Example IV 30-lane loaders were constructed with strip lengths of either 10 mm or 30 mm. The maximum loading capacity of these was 10 μl and 30 μl, respectively. Samples used above were diluted to either 0.3 μg/μl or 0.1 μg/μl. A total of 2.4 μg protein per lane was loaded onto the strips using either 8 μl of 0.3 μg/μl or 24 μl of 0.1 μg/μl protein. Blots were then probed for pAkt and ppERK. An additional test of the system was its ability to resolve large volumes of very dilute protein samples. To test whether one can load very dilute samples, 30-lane loaders were constructed with strip lengths of either 10 mm or 30 mm. The loading capacities of these were approximately 8 μl and 24 μl, respectively. Samples were loaded onto the strips using either 8 μl of 0.3 μg/μl protein or 24 μl of 0.1 μg/μl protein. As FIG. 23 shows, both strip lengths produced adequate horizontal and vertical resolution and comparable signal intensity for both proteins.
Example V To determine how the ionic conditions of spacer lanes affect migration of samples, four separate gels were run with the same 2 μg protein in each lane as before. In the first gel, no mounting layer was used. In the second, porous sample holders in the mounting layer were loaded with 50% glycerol in water, which has a higher electrical resistance than an empty space filled with running buffer. In the third gel, the mounting layer was saturated with running buffer, and in the fourth, the porous sample holders in the mounting layer were loaded with 5×SDS sample buffer, which has the highest ionic strength and thus the lowest resistance. Gels were run as before, and western blots were probed for pAkt, ppERK, and pS6 as before. Densitometry was performed, and band width was calculated for the pS6 signal.

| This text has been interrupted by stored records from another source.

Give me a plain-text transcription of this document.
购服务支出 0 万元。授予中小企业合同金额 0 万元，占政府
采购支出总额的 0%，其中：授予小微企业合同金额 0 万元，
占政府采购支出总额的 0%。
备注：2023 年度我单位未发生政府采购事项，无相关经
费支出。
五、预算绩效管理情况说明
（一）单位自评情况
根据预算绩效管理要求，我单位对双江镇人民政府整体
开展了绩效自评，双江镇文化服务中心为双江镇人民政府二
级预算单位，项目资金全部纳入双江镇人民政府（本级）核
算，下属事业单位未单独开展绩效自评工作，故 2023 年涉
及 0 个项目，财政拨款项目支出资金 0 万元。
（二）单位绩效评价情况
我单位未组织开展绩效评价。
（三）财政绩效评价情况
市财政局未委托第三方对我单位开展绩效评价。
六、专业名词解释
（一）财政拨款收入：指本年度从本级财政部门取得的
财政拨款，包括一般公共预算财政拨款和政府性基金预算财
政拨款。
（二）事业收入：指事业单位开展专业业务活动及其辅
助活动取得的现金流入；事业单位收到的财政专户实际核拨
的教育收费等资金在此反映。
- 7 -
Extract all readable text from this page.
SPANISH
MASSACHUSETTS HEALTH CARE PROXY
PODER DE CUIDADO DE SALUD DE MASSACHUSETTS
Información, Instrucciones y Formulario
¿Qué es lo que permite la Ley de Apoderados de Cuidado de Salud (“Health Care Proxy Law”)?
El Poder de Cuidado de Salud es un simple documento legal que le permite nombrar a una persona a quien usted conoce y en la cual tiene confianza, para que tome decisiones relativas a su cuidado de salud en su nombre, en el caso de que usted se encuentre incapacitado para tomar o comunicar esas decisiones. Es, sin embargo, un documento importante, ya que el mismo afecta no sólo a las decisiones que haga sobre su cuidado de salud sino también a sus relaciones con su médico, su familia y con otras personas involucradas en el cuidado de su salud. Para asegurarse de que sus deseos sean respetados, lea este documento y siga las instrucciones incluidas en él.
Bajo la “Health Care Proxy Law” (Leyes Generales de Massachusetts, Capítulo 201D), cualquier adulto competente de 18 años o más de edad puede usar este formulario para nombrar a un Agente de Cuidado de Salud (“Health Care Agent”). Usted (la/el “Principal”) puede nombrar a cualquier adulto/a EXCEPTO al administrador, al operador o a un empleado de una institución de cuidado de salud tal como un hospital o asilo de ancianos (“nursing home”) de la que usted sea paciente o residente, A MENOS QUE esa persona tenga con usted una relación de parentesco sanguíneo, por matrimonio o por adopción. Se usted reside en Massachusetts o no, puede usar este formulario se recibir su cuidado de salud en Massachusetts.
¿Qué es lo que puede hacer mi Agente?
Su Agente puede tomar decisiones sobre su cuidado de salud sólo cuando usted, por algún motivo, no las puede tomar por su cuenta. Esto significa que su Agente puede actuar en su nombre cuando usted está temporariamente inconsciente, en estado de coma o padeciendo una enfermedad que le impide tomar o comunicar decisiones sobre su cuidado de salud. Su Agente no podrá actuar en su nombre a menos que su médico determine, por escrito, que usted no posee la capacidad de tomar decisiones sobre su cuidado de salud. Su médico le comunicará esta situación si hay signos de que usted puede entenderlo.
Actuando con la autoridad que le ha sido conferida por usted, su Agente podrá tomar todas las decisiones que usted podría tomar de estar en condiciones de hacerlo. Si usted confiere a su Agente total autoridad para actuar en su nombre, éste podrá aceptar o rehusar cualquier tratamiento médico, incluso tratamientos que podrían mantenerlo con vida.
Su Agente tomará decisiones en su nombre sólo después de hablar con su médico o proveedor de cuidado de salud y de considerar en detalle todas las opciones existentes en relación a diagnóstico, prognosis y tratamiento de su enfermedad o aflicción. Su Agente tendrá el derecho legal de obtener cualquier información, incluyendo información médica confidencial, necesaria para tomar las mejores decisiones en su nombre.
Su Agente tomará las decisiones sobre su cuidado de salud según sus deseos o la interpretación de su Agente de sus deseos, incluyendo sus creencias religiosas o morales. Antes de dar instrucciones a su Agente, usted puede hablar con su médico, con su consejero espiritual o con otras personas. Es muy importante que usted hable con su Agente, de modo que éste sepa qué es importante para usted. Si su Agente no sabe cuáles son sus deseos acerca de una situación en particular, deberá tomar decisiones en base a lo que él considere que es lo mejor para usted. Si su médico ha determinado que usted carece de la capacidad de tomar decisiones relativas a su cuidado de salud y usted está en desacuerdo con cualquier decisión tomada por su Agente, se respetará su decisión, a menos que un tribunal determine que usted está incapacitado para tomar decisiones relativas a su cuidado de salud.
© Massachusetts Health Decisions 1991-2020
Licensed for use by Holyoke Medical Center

As FIGS. 24 and 25 show, there is a dramatic reduction in band width from the no spacer condition to the 5×SDS sample buffer condition. In the 5× condition, the bands were laterally compressed to the point where they were more similar to dots than bands. To generate a fair comparison between all four conditions, gels were run simultaneously for the same length of time, equilibrated in transfer buffer for the same length of time, and transferred together onto a single PVDF membrane. For the gel with 5× sample buffer in the mounting layer, a longer equilibration in transfer buffer prior to transfer may wash out more of the SDS and produce a better transfer with greater retention of Akt.
Although the present invention and its advantages have been described in detail, it should be understood that various changes, substitutions and alterations may be made herein without departing from the spirit and scope of the invention as defined by the appended claims.